Luxe et poursuite du paradis
Les guerres civiles au début du ier siècle av. J.-C. ont non seulement privé de nombreuses villes de leurs élites, censées diriger dans l’avenir mais ont également, d’après Cicéron, poussé les survivants à se retirer dans la quiétude de leurs villas et de leurs jardins. Ces endroits offraient un monde d’apparence stable et contrôlable. Lorsque sa vie publique et privée a commencé à s’effondrer, Cicéron a également cherché refuge derrière les murs de sa villa de Tusculum, semblable à un sanctuaire. Dans Funerary Symbolism in Apulian Vase-Painting, H.R.W. Smith souligne que, pour créer un paradis, il faut tout d’abord construire une enceinte pour le contenir, « […] [L]’usage fréquent que je fais de ce mot à demi persan (”paradis”) se voit à présent justifié ; en effet, comme le supposent la porte et les nombreuses fenêtres dans l’eschatologie italiote, sans mur il ne peut exister de “paradis”. » (Smith 1976, p. 68)
Si les sols en mosaïque, les éléments en marbre, les peintures murales, les statues, les jardins à péristyle et les fontaines sont synonymes de luxe, alors beaucoup de maisons découvertes à Pompéi et à Herculanum seraient qualifiées de luxueuses.
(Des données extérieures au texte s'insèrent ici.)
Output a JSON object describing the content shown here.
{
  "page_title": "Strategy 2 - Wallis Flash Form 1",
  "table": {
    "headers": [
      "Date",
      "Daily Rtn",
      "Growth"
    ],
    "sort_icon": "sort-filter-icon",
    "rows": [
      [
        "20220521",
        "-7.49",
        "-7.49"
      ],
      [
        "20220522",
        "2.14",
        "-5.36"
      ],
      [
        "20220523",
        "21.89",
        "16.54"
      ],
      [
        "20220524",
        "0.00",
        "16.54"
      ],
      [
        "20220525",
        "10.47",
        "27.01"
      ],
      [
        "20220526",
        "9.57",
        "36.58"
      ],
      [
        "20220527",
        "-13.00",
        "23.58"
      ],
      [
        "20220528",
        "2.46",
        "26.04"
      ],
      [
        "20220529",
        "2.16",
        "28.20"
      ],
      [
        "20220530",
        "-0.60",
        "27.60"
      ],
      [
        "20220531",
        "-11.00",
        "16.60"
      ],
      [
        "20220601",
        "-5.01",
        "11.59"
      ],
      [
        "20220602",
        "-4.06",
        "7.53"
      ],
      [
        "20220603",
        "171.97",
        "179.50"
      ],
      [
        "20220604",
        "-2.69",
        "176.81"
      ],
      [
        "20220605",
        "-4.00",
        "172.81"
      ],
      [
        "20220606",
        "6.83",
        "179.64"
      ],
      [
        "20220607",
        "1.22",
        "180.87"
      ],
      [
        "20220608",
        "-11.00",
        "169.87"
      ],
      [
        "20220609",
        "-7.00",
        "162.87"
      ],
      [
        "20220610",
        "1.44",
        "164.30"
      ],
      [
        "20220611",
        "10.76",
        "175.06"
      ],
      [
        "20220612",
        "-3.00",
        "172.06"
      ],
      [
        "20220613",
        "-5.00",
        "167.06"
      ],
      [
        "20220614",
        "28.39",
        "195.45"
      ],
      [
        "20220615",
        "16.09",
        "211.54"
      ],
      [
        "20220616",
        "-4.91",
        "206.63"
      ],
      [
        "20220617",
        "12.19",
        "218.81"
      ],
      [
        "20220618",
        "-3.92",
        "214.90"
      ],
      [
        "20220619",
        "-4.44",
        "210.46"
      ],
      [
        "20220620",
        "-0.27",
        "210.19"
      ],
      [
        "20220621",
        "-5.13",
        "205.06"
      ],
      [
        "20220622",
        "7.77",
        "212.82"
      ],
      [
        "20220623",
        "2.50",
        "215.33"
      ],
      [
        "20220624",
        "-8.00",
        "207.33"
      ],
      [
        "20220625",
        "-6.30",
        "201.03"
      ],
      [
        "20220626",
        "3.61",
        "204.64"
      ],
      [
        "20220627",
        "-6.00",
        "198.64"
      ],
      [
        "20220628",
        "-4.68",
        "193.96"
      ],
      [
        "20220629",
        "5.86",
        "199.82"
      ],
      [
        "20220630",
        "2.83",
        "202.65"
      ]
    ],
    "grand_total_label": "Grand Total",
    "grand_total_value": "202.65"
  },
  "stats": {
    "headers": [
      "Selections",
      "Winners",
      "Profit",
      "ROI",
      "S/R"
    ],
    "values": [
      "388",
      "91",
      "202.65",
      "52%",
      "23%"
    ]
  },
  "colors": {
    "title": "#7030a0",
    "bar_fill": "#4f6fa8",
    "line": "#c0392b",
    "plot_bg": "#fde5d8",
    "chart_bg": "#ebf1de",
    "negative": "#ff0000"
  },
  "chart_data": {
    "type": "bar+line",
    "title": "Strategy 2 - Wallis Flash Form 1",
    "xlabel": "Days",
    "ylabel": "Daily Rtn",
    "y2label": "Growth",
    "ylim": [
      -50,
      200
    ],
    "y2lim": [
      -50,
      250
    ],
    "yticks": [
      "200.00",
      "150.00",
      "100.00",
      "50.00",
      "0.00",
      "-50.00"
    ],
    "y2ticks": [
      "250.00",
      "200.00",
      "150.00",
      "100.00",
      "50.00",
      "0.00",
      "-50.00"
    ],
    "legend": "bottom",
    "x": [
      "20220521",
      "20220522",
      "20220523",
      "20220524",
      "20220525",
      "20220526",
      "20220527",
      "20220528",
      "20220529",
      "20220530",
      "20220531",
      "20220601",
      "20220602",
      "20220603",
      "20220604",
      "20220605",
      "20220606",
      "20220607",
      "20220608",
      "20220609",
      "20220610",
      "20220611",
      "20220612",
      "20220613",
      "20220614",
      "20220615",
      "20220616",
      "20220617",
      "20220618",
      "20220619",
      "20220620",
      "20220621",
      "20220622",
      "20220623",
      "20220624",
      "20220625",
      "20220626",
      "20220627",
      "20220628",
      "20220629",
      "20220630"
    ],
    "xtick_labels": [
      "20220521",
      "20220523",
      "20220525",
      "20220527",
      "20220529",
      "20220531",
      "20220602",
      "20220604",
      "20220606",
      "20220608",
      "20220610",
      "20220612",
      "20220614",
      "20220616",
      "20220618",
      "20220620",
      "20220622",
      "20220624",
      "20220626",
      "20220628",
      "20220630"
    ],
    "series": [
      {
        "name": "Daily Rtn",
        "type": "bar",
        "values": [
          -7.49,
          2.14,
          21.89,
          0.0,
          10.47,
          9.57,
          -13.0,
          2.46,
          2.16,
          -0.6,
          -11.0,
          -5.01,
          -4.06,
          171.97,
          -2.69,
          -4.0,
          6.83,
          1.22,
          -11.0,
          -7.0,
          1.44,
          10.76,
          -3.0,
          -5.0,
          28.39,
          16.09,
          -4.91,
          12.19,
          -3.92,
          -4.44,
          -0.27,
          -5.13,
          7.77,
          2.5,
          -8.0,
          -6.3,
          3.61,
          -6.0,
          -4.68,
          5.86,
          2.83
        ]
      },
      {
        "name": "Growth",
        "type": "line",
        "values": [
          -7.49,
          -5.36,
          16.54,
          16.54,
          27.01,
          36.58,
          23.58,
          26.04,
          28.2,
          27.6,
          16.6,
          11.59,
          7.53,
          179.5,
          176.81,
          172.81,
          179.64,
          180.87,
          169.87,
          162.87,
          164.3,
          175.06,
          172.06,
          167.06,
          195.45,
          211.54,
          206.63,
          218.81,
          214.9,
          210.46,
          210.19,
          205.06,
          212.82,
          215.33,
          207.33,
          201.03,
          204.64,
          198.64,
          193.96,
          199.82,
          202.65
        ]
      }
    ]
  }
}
En même temps, nombreux sont les édifices religieux parmi les plus importants au monde qui seraient également désignés comme étant luxueux parce que leurs intérieurs sont également faits de marbre, de mosaïques, de peintures murales, de statues et de fontaines dans des jardins clos adjacents. Certains de ces édifices contenaient le même genre d’ornements de luxe que ceux présents à l’origine dans les villas romaines « opulentes ». L’Église, gardienne de la maison de Dieu sur terre, ne peut clairement pas être accusée d’avoir pris part à cet étalage irréfléchi et intéressé de richesses hédonistes. Le contre-argument des églises, face aux accusations de poursuite et d’étalage de richesses ostentatoires dans un contexte religieux, était généralement bien construit, puisque seule la perfection convient à la maison éternelle de Dieu. Ainsi, la qualité et la richesse per se sont devenues des métaphores symboliques, comme les icônes ornées de pierres précieuses associées à l’Église chrétienne orthodoxe, où la pureté physique, le caractère précieux et la solidité du joyau sont égaux à la pureté spirituelle, l’amour bienveillant et l’éternité.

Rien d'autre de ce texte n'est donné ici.